O ápice da “vagabundagem” aconteceu nos meus 16 anos. Começamos um trabalho de reunião de oração todos os dias às 18 horas na igreja, e, além disso, uma atividade as 6 horas da manhã, onde não fazia nada a não ser chegar no templo, se ajoelhar, e ficar a sós com Deus. Aos sábados era o grupo familiar na casa dos irmãos Vancarlos e Rozinha, ainda no começo. Nesta época, também liderei os adolescentes a nível de presbitério e participava dos  ministérios de teatro e louvor. E mesmo quando não tinha nada, saía da escola por volta das 17h45min e passava na igreja pra ver se não tinha ninguém por lá assim... sem fazer nada, "vagabundando".

Mas já era demais e eu sabia que o tempo da "vagabundagem" iria cessar. E foi o que aconteceu. No ano do Terceirão e do vestibular eu tinha uma meta bem definida e estava confiante em conseguir, desde que me dedicasse. Pra isso, sabia que alguns sacrifícios deveriam ser feitos. Primeiro foram meus hobbies: xadrez e futebol, foram praticamente aniquilidados, salvos algumas exceções, é claro. Mas isso não era suficiente. A vagabundagem tinha que acabar, ou pelo menos ser diminuída.

Devidos as aulas no pré-vestibular a noite, não tinha tempo pra ir nas reuniões de oração. Também pelas aulas não dava pra ir aos Estudos Bíblicos da quinta-feira.
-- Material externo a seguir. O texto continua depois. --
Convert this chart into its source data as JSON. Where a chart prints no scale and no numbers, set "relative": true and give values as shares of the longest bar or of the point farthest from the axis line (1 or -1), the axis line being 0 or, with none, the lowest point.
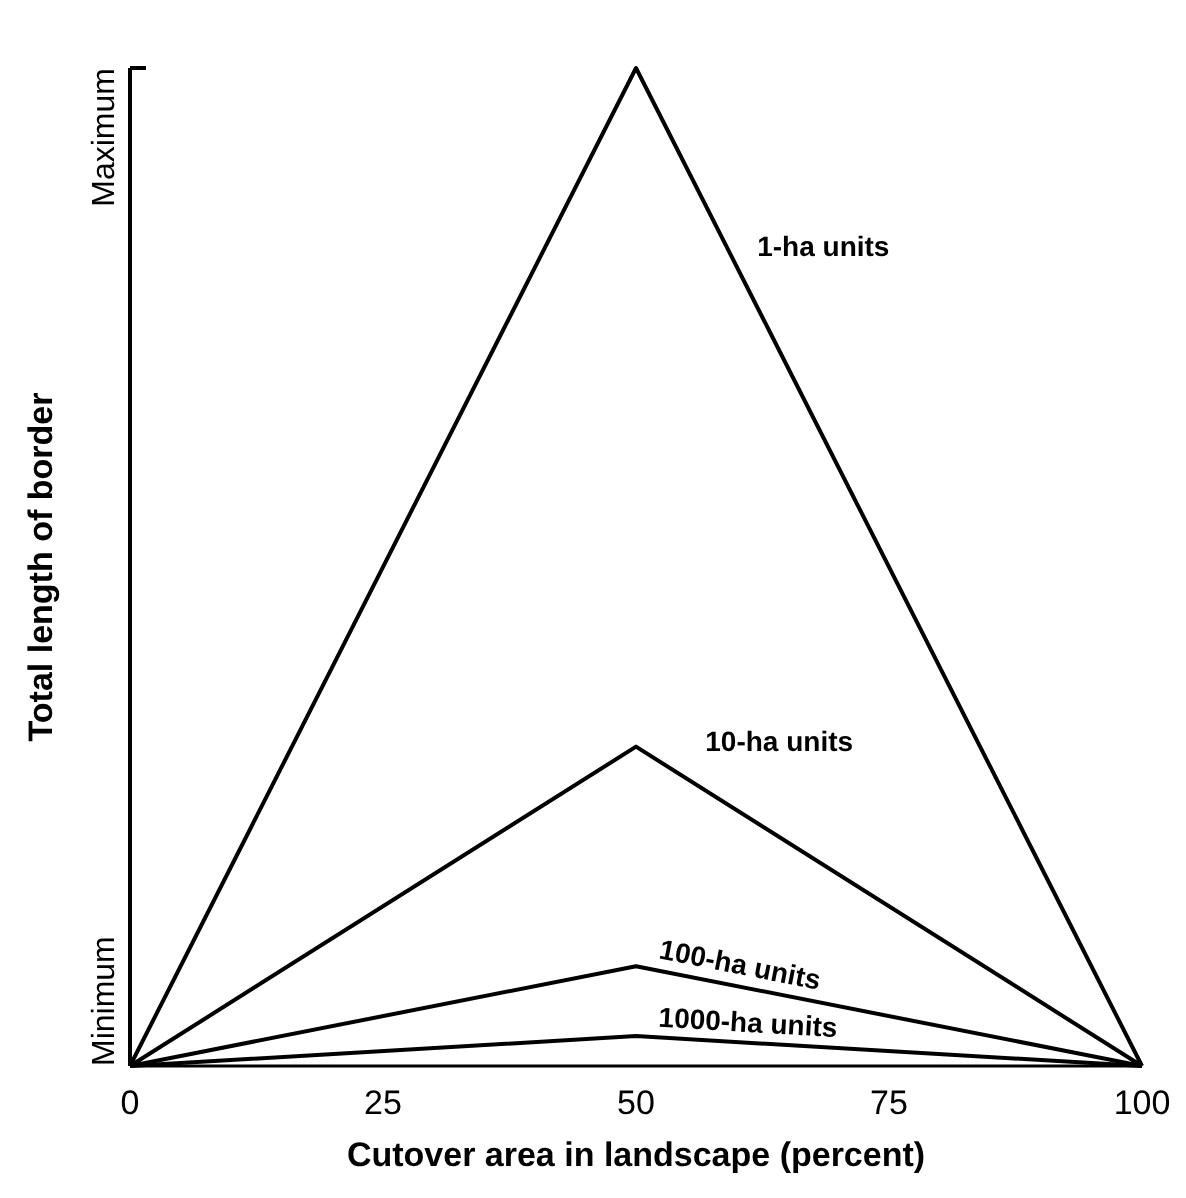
{
  "chart_data": {
    "type": "line",
    "relative": true,
    "xlabel": "Cutover area in landscape (percent)",
    "ylabel": "Total length of border",
    "xlim": [
      0,
      100
    ],
    "xticks": [
      0,
      25,
      50,
      75,
      100
    ],
    "annotations": [
      "Minimum",
      "Maximum"
    ],
    "marker": "none",
    "line_style": "solid",
    "grid": false,
    "x": [
      0,
      50,
      100
    ],
    "series": [
      {
        "name": "1-ha units",
        "color": "#000000",
        "values": [
          0,
          1,
          0
        ]
      },
      {
        "name": "10-ha units",
        "color": "#000000",
        "values": [
          0,
          0.32,
          0
        ]
      },
      {
        "name": "100-ha units",
        "color": "#000000",
        "values": [
          0,
          0.1,
          0
        ]
      },
      {
        "name": "1000-ha units",
        "color": "#000000",
        "values": [
          0,
          0.03,
          0
        ]
      }
    ]
  }
}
O ministério de teatro também parou de funcionar.
Para atenuar o meu envolvimento nos estudos, este tempo foi um período de marasmo total na igreja. Meus amigos adolescentes ou se mudaram de cidade ou saíram da igreja. Uma crise de relacionamentos envolvendo Pastor, conselho e igreja e alguns membros atingiu a comunidade como um todo. Isso só fez me concentrar mais nos livros já que no meio daquela situação eu não sabia o que fazer.
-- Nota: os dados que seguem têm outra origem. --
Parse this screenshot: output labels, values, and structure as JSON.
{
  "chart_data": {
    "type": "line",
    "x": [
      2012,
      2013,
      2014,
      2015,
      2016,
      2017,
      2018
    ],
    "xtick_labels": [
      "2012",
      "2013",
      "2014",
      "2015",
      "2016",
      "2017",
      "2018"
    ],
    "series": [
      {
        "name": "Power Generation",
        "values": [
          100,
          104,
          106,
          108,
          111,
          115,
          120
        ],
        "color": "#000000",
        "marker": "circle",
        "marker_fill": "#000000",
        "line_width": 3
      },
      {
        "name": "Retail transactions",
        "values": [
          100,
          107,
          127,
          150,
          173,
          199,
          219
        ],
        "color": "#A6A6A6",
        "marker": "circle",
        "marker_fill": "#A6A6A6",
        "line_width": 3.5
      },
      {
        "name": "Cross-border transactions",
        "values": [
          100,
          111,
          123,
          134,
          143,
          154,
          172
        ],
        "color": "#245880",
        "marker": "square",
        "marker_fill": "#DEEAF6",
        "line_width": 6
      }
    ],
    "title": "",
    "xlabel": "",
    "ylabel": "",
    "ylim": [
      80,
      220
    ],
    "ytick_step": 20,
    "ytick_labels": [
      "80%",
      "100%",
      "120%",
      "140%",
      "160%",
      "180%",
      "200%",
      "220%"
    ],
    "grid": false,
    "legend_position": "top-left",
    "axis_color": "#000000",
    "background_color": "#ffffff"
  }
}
E assim, consegui. Não só fui aprovado para fazer Economia na Ufac como também em concurso público. Primeira faculdade e primeiro trabalho com 19 anos. Nada mal! Mas os tempos de vagabundagem... ah os tempos de vagabundagem! Chegaram ao fim. Trabalhando durante o dia todo e estudando a noite era difícil fazer aquelas “visitinhas” na igreja ou na casa de alguns irmãos.

O tempo passou, virei diácono, depois fui ordenado presbítero, e mudei de emprego. Mas o tempo da vagabundagem, aquela vagabundagem... Nunca voltou.
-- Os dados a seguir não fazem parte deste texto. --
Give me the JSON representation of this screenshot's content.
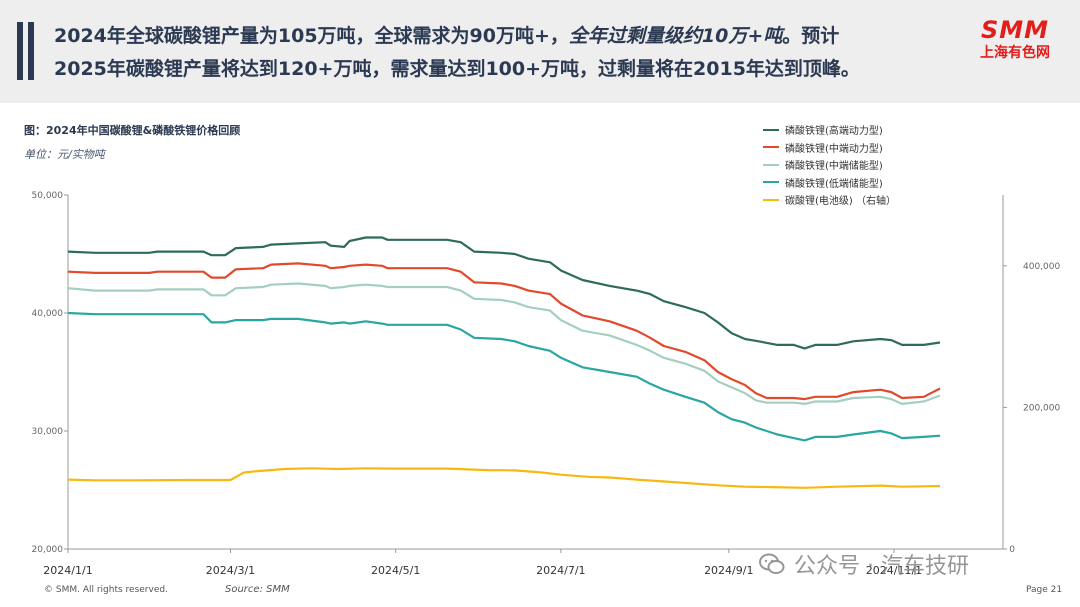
{
  "header": {
    "line1_a": "2024年全球碳酸锂产量为105万吨，全球需求为90万吨+，",
    "line1_em": "全年过剩量级约10万+吨",
    "line1_b": "。预计",
    "line2": "2025年碳酸锂产量将达到120+万吨，需求量达到100+万吨，过剩量将在2015年达到顶峰。"
  },
  "logo": {
    "text": "SMM",
    "subtext": "上海有色网",
    "color": "#e31d1a"
  },
  "footer": {
    "copyright": "© SMM. All rights reserved.",
    "source": "Source: SMM",
    "page": "Page 21",
    "watermark": "公众号 · 汽车技研"
  },
  "chart_data": {
    "type": "line",
    "title": "图：2024年中国碳酸锂&磷酸铁锂价格回顾",
    "unit": "单位：元/实物吨",
    "x_ticks": [
      "2024/1/1",
      "2024/3/1",
      "2024/5/1",
      "2024/7/1",
      "2024/9/1",
      "2024/11/1"
    ],
    "x_tick_days": [
      0,
      60,
      121,
      182,
      244,
      305
    ],
    "x_range_days": [
      0,
      322
    ],
    "ylim_left": [
      20000,
      50000
    ],
    "y_ticks_left": [
      "20,000",
      "30,000",
      "40,000",
      "50,000"
    ],
    "y_tick_values_left": [
      20000,
      30000,
      40000,
      50000
    ],
    "ylim_right": [
      0,
      500000
    ],
    "y_ticks_right": [
      "0",
      "200,000",
      "400,000"
    ],
    "y_tick_values_right": [
      0,
      200000,
      400000
    ],
    "legend_position": "top-right",
    "series": [
      {
        "name": "磷酸铁锂(高端动力型)",
        "axis": "left",
        "color": "#2f6b5a",
        "points": [
          [
            0,
            45200
          ],
          [
            10,
            45100
          ],
          [
            30,
            45100
          ],
          [
            33,
            45200
          ],
          [
            50,
            45200
          ],
          [
            53,
            44900
          ],
          [
            58,
            44900
          ],
          [
            62,
            45500
          ],
          [
            72,
            45600
          ],
          [
            75,
            45800
          ],
          [
            85,
            45900
          ],
          [
            95,
            46000
          ],
          [
            97,
            45700
          ],
          [
            102,
            45600
          ],
          [
            104,
            46100
          ],
          [
            110,
            46400
          ],
          [
            116,
            46400
          ],
          [
            118,
            46200
          ],
          [
            140,
            46200
          ],
          [
            145,
            46000
          ],
          [
            150,
            45200
          ],
          [
            160,
            45100
          ],
          [
            165,
            45000
          ],
          [
            170,
            44600
          ],
          [
            178,
            44300
          ],
          [
            182,
            43600
          ],
          [
            190,
            42800
          ],
          [
            200,
            42300
          ],
          [
            210,
            41900
          ],
          [
            215,
            41600
          ],
          [
            220,
            41000
          ],
          [
            228,
            40500
          ],
          [
            235,
            40000
          ],
          [
            240,
            39200
          ],
          [
            245,
            38300
          ],
          [
            250,
            37800
          ],
          [
            255,
            37600
          ],
          [
            262,
            37300
          ],
          [
            268,
            37300
          ],
          [
            272,
            37000
          ],
          [
            276,
            37300
          ],
          [
            284,
            37300
          ],
          [
            290,
            37600
          ],
          [
            300,
            37800
          ],
          [
            304,
            37700
          ],
          [
            308,
            37300
          ],
          [
            316,
            37300
          ],
          [
            322,
            37500
          ]
        ]
      },
      {
        "name": "磷酸铁锂(中端动力型)",
        "axis": "left",
        "color": "#e2492c",
        "points": [
          [
            0,
            43500
          ],
          [
            10,
            43400
          ],
          [
            30,
            43400
          ],
          [
            33,
            43500
          ],
          [
            50,
            43500
          ],
          [
            53,
            43000
          ],
          [
            58,
            43000
          ],
          [
            62,
            43700
          ],
          [
            72,
            43800
          ],
          [
            75,
            44100
          ],
          [
            85,
            44200
          ],
          [
            95,
            44000
          ],
          [
            97,
            43800
          ],
          [
            102,
            43900
          ],
          [
            104,
            44000
          ],
          [
            110,
            44100
          ],
          [
            116,
            44000
          ],
          [
            118,
            43800
          ],
          [
            140,
            43800
          ],
          [
            145,
            43500
          ],
          [
            150,
            42600
          ],
          [
            160,
            42500
          ],
          [
            165,
            42300
          ],
          [
            170,
            41900
          ],
          [
            178,
            41600
          ],
          [
            182,
            40800
          ],
          [
            190,
            39800
          ],
          [
            200,
            39300
          ],
          [
            210,
            38500
          ],
          [
            215,
            37900
          ],
          [
            220,
            37200
          ],
          [
            228,
            36700
          ],
          [
            235,
            36000
          ],
          [
            240,
            35000
          ],
          [
            245,
            34400
          ],
          [
            250,
            33900
          ],
          [
            254,
            33200
          ],
          [
            258,
            32800
          ],
          [
            262,
            32800
          ],
          [
            268,
            32800
          ],
          [
            272,
            32700
          ],
          [
            276,
            32900
          ],
          [
            284,
            32900
          ],
          [
            290,
            33300
          ],
          [
            300,
            33500
          ],
          [
            304,
            33300
          ],
          [
            308,
            32800
          ],
          [
            316,
            32900
          ],
          [
            322,
            33600
          ]
        ]
      },
      {
        "name": "磷酸铁锂(中端储能型)",
        "axis": "left",
        "color": "#a4cfc0",
        "points": [
          [
            0,
            42100
          ],
          [
            10,
            41900
          ],
          [
            30,
            41900
          ],
          [
            33,
            42000
          ],
          [
            50,
            42000
          ],
          [
            53,
            41500
          ],
          [
            58,
            41500
          ],
          [
            62,
            42100
          ],
          [
            72,
            42200
          ],
          [
            75,
            42400
          ],
          [
            85,
            42500
          ],
          [
            95,
            42300
          ],
          [
            97,
            42100
          ],
          [
            102,
            42200
          ],
          [
            104,
            42300
          ],
          [
            110,
            42400
          ],
          [
            116,
            42300
          ],
          [
            118,
            42200
          ],
          [
            140,
            42200
          ],
          [
            145,
            41900
          ],
          [
            150,
            41200
          ],
          [
            160,
            41100
          ],
          [
            165,
            40900
          ],
          [
            170,
            40500
          ],
          [
            178,
            40200
          ],
          [
            182,
            39400
          ],
          [
            190,
            38500
          ],
          [
            200,
            38100
          ],
          [
            210,
            37300
          ],
          [
            215,
            36800
          ],
          [
            220,
            36200
          ],
          [
            228,
            35700
          ],
          [
            235,
            35100
          ],
          [
            240,
            34200
          ],
          [
            245,
            33700
          ],
          [
            250,
            33200
          ],
          [
            254,
            32600
          ],
          [
            258,
            32400
          ],
          [
            262,
            32400
          ],
          [
            268,
            32400
          ],
          [
            272,
            32300
          ],
          [
            276,
            32500
          ],
          [
            284,
            32500
          ],
          [
            290,
            32800
          ],
          [
            300,
            32900
          ],
          [
            304,
            32700
          ],
          [
            308,
            32300
          ],
          [
            316,
            32500
          ],
          [
            322,
            33000
          ]
        ]
      },
      {
        "name": "磷酸铁锂(低端储能型)",
        "axis": "left",
        "color": "#2aa6a2",
        "points": [
          [
            0,
            40000
          ],
          [
            10,
            39900
          ],
          [
            30,
            39900
          ],
          [
            33,
            39900
          ],
          [
            50,
            39900
          ],
          [
            53,
            39200
          ],
          [
            58,
            39200
          ],
          [
            62,
            39400
          ],
          [
            72,
            39400
          ],
          [
            75,
            39500
          ],
          [
            85,
            39500
          ],
          [
            95,
            39200
          ],
          [
            97,
            39100
          ],
          [
            102,
            39200
          ],
          [
            104,
            39100
          ],
          [
            110,
            39300
          ],
          [
            116,
            39100
          ],
          [
            118,
            39000
          ],
          [
            140,
            39000
          ],
          [
            145,
            38600
          ],
          [
            150,
            37900
          ],
          [
            160,
            37800
          ],
          [
            165,
            37600
          ],
          [
            170,
            37200
          ],
          [
            178,
            36800
          ],
          [
            182,
            36200
          ],
          [
            190,
            35400
          ],
          [
            200,
            35000
          ],
          [
            210,
            34600
          ],
          [
            215,
            34000
          ],
          [
            220,
            33500
          ],
          [
            228,
            32900
          ],
          [
            235,
            32400
          ],
          [
            240,
            31600
          ],
          [
            245,
            31000
          ],
          [
            250,
            30700
          ],
          [
            254,
            30300
          ],
          [
            258,
            30000
          ],
          [
            262,
            29700
          ],
          [
            268,
            29400
          ],
          [
            272,
            29200
          ],
          [
            276,
            29500
          ],
          [
            284,
            29500
          ],
          [
            290,
            29700
          ],
          [
            300,
            30000
          ],
          [
            304,
            29800
          ],
          [
            308,
            29400
          ],
          [
            316,
            29500
          ],
          [
            322,
            29600
          ]
        ]
      },
      {
        "name": "碳酸锂(电池级)  （右轴）",
        "axis": "right",
        "color": "#f7b911",
        "points": [
          [
            0,
            98000
          ],
          [
            10,
            97000
          ],
          [
            25,
            97000
          ],
          [
            45,
            97500
          ],
          [
            60,
            97500
          ],
          [
            65,
            108000
          ],
          [
            70,
            110000
          ],
          [
            80,
            113000
          ],
          [
            90,
            114000
          ],
          [
            100,
            113000
          ],
          [
            110,
            114000
          ],
          [
            120,
            113500
          ],
          [
            140,
            113500
          ],
          [
            155,
            111500
          ],
          [
            165,
            111000
          ],
          [
            175,
            108000
          ],
          [
            182,
            105000
          ],
          [
            192,
            102000
          ],
          [
            200,
            101000
          ],
          [
            210,
            98000
          ],
          [
            225,
            94000
          ],
          [
            240,
            90000
          ],
          [
            250,
            88000
          ],
          [
            260,
            87500
          ],
          [
            272,
            86500
          ],
          [
            284,
            88000
          ],
          [
            300,
            89500
          ],
          [
            308,
            88000
          ],
          [
            316,
            88500
          ],
          [
            322,
            89000
          ]
        ]
      }
    ]
  }
}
Foi por isso que aquela expressão da minha irmã me fez pensar tanto. Ainda sou envolvido nas causas do reino. Tanto é verdade que, num blog que é meu, onde posso escrever o que quiser, a maioria das coisas que escrevo está relacionada ao cunho religioso. Contudo, nunca mais vai ser daquele jeito. Não! Aquele tempo não volta. Cresci, aprendi, conheci, errei bastante, me envolvi até demais, mas fiz o que pude e o que gostaria de fazer para a glória do Pai.

Tenho 20 anos apenas, e a carreira continua. Tem outros lugares pra testemunhar, ensinar, e viver. A vagabundagem está menor, mas o espírito de vagabundo de igreja estará presente sempre. Por favor, não sejam tão vagabundos quanto eu fui (sério!). A malandragem no meio da igreja também tem seus caminhos tortuosos e perigosos... rrsrsrs.